According to gCaptain the U.S. Office of Naval Intelligence issued a warning for the area following the attack, and while it doesn’t specifically mention the Maersk Texas, seemed to indicate that pirates may be using “white” merchant traffic to blend in and disguise their presence:
Merchant vessels operating in the Gulf of Oman, Gulf of Aden, Arabian Sea, Persian Gulf, Red Sea, and Somali Basin are advised to maintain vigilance against and report abnormal or atypical small boat behavior, to include potential surveillance. This includes merchant vessels at anchorage either in or near territorial waters. Merchant vessels are encouraged to differentiate between fishing vessels from potential bad actors intertwining themselves within legitimate fishing activity. If fishing gear or actual fishing activity is not observed, take all appropriate counter-piracy and force protection measures to prevent piracy, illegal boardings, and/or waterborne attacks. In accordance with Best Management Practices (BMP), please maintain communications with UKMTO and report any abnormal incidents.
The incident is also notable due to early rumors surrounding the attack, including on one hand that up to 20 skiffs took part in the engagement, and on the other, according to EU NAVFOR, that there were no pirates.
The response to the incident is also a sign of the strength of the spirit of international maritime cooperation in the region. While HMAS Melbourne launched a helicopter to aid the Maersk Texas, it was beat out by the Iranian navy, which was the first to respond to the ship’s distress call. ThinkProgress states that the Iranians “offered guidance to the crew of the ship by radio,” (but was never physically on scene).

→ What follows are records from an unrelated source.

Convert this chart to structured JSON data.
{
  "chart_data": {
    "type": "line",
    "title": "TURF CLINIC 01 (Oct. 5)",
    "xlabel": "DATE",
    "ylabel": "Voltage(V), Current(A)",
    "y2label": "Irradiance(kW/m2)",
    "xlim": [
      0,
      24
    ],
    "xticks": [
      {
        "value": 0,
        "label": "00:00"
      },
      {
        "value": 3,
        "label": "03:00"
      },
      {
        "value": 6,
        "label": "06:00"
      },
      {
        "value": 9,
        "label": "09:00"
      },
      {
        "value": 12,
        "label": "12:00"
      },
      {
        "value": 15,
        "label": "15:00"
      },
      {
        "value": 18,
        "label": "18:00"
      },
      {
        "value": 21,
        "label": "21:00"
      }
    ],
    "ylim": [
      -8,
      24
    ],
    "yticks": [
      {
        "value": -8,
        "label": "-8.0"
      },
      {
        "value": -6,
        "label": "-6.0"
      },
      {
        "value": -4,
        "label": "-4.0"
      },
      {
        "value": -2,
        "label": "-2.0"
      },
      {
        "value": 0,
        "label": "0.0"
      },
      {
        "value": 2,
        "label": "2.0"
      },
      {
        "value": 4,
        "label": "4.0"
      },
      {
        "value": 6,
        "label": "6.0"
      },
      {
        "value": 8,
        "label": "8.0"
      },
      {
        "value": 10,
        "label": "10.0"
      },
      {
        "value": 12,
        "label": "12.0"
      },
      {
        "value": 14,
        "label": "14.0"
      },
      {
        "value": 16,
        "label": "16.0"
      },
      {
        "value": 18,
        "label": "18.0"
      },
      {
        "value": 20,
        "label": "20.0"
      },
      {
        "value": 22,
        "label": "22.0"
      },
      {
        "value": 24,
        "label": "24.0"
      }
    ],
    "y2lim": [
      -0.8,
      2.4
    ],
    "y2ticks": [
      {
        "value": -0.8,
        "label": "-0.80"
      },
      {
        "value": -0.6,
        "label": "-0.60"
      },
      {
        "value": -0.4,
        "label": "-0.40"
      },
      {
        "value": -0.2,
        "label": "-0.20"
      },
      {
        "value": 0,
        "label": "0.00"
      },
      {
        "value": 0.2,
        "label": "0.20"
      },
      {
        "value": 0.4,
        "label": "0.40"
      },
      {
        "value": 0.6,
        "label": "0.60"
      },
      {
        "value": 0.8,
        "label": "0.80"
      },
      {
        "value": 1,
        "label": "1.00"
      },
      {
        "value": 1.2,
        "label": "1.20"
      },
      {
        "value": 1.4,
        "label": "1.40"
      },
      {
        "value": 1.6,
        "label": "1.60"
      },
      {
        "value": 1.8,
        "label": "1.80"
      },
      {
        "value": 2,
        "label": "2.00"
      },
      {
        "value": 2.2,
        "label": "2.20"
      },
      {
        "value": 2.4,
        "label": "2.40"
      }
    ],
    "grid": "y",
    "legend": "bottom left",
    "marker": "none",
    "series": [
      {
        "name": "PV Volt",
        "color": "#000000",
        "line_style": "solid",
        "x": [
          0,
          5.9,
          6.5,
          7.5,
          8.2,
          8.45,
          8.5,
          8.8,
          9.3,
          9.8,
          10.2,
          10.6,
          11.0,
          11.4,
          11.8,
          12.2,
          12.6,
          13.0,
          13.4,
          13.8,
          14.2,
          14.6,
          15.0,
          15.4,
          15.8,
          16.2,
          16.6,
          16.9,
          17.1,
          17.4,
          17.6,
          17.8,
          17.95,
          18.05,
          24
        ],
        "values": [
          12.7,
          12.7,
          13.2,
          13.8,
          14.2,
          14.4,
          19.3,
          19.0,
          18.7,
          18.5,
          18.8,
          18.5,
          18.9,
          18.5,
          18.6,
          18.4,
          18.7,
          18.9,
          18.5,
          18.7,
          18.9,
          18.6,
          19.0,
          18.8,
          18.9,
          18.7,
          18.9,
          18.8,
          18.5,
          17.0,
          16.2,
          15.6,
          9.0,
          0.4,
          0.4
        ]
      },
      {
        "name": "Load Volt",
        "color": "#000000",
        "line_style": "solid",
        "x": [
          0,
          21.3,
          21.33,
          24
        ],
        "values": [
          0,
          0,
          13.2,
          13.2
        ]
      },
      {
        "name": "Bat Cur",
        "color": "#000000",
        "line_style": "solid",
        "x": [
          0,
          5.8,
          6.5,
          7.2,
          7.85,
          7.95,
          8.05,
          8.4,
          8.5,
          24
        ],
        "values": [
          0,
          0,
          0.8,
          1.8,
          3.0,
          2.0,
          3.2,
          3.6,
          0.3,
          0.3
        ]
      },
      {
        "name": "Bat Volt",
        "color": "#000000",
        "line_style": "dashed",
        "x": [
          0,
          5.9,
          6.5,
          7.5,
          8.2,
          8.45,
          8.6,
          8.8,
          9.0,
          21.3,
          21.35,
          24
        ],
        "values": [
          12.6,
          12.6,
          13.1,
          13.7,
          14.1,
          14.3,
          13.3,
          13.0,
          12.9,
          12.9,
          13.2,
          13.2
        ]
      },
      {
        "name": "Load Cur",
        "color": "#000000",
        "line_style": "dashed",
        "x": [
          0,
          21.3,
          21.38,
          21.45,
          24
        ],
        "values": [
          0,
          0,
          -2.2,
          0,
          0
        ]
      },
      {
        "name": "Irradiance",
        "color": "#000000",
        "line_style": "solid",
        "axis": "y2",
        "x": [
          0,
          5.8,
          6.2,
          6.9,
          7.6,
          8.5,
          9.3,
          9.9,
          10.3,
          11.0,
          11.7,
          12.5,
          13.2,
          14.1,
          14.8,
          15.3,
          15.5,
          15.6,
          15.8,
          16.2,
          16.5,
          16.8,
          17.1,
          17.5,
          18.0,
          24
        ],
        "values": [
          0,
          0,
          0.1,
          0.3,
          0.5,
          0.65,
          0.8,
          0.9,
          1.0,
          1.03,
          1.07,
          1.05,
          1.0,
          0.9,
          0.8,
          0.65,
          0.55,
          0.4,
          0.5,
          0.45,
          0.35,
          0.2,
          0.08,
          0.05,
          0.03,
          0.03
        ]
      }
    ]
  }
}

Although the value or necessity of this guidance is debatable given the Maersk Texas’ on-board security team and U.S. Coast Guard transit preparations, the symbolism of the assistance comes at an opportune time for Iran, in the midst of another round of nuclear talks. Like the U.S. Navy’s earlier rescue of Iranian fishermen this year, this episode demonstrates that the shared value of aid to mariners in distress at sea can help humanize some of the most wary of adversaries.
A final interesting tidbit from gCaptain:
Maersk Line, Limited reportedly employs Trident Group security teams onboard their vessels, the same group shown in a viral video shooting “warning shots” at approaching pirate skiffs. If it was a Trident team on the vessel, we know there is some video of the attack that will likely be reviewed, and up to Maersk on whether or not it will be released.